Shares in solar-cell maker Gintech Energy Corp (昱晶) plunged during trading in Taipei yesterday, closing limit-down after the US International Trade Commission on Friday said the imports of Chinese and Taiwanese solar panels are injuring US makers.
Other solar-power firms also saw their shares drop significantly yesterday amid negative sentiment toward their business outlook as the US Department of Commerce is to proceed with investigations into alleged dumping practices used by Chinese and Taiwanese producers, as well as a subsidy accusation against Chinese firms.

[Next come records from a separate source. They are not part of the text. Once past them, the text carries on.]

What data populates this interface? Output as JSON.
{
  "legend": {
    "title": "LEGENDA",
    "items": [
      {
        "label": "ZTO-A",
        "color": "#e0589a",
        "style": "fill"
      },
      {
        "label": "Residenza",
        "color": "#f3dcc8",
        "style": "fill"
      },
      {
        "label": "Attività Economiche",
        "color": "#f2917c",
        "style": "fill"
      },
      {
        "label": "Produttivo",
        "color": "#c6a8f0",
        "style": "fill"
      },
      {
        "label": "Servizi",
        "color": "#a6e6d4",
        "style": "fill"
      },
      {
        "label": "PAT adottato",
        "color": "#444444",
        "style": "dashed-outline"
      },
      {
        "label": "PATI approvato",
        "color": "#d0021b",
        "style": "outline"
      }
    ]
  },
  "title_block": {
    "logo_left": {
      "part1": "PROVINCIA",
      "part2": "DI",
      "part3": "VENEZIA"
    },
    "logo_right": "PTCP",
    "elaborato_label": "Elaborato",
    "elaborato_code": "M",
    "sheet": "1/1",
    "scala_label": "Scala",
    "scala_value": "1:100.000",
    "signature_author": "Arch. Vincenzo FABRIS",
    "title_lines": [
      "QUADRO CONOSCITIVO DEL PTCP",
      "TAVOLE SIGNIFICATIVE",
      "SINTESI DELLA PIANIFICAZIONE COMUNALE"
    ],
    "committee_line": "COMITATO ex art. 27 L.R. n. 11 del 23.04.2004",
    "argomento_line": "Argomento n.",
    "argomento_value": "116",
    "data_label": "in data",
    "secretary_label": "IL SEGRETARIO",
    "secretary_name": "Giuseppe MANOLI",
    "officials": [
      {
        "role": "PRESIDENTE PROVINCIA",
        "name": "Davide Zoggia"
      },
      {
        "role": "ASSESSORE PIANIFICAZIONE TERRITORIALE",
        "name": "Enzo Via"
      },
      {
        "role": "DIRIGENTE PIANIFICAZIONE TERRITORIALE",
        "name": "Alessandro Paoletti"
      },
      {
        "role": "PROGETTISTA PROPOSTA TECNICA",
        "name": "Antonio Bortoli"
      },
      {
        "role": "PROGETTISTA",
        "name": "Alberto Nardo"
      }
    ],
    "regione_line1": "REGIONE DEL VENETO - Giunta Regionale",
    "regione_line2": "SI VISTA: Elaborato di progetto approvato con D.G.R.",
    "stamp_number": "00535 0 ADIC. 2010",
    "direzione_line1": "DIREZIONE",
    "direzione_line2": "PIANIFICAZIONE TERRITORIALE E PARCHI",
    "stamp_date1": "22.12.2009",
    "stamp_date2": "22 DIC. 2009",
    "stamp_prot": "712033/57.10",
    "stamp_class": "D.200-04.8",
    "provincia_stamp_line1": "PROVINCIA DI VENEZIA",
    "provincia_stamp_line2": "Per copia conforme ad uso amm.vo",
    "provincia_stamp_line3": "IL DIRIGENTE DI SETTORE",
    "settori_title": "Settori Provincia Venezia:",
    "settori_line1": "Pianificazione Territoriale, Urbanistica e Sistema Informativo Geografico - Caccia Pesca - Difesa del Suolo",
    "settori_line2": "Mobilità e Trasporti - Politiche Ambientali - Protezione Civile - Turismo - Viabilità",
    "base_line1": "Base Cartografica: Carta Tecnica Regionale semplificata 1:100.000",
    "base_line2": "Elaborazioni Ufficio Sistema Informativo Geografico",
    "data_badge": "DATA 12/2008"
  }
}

The US government is scheduled to make its preliminary determinations on anti-subsidy duties on March 26 and on anti-dumping levies on June 9.
Shares in Gintech declined by the 7 percent daily limit, closing at NT$27.8, with 11.82 million shares changing hands.
Smaller rivals Solartech Energy Corp (昇陽) and Tainergy Tech Co (太極), as well as solar-wafer maker Sino-American Silicon Products Inc (SAS, 中美晶) also ended by the maximum daily limit at NT$22.9, NT$23.9 and NT$50.1 respectively.
“Taiwanese solar companies may suffer detrimental consequences following the US anti-dumping and countervailing process,” Capital Securities Corp (群益證券) analyst Austin Chen (陳執中) said in a research note.
First Capital Management Inc (第一金證券投顧) also said the market is watching the solar firms’ orders closely in the near term, as the US government’s anti-dumping tariffs against Taiwanese makers that could be announced in June are retroactive to 90 days before the rates are announced and can potentially impact on their orders for next month.
“The growing uncertainties over March orders could force Taiwanese firms to face more price pressures from their customers going forward,” First Capital said in a separate note.
Other solar shares also saw their prices fall on the unfavorable news, with Neo Solar Power Corp (新日光) down 6.79 percent at NT$34.3, Green Energy Technology Inc (綠能) dropping 6.72 percent to NT$27.75, Motech Industries Inc (茂迪) dropping 6.34 percent to NT$49.45 and E-Ton Solar Tech Co (益通) down 5.6 percent lower at NT$16.85, compared with the TAIEX’s 0.07 percent rise.
The US government’s action came as the global demand for solar photovoltaic (PV) products is forecast to grow 17.98 percent this year to 41.84 gigawatts from last year, when demand expanded 14.05 percent to 35.47 gigawatts, Capital Securities said, citing European Photovoltaic Industry Association (EPIA) data.
Solar demands in China and Japan are set to increase to 10 gigawatts and 8 gigawatts respectively this year from 7 gigawatts each last year, while those in the US could grow to 5.2 gigawatts this year from 4.4 gigawatts last year, EPIA data showed.
However, PV demand in Europe is likely to drop to 11.29 gigawatts from 12.14 gigawatts last year, as European governments may continue slashing subsidies on solar firms, according to EPIA.
Capital Securities said Gintech could still swing into profit this year from an estimated net loss of NT$620 million last year, thanks to the bullish demand from China, Japan and the US, despite uncertainties over the anti-dumping probes.
With Japan and the US accounting for 80 percent of the firm’s total shipments, Gintech is forecast to grow shipments by 14.2 percent year-on-year this year under the condition of minimal impacts from the US government action, Chen said.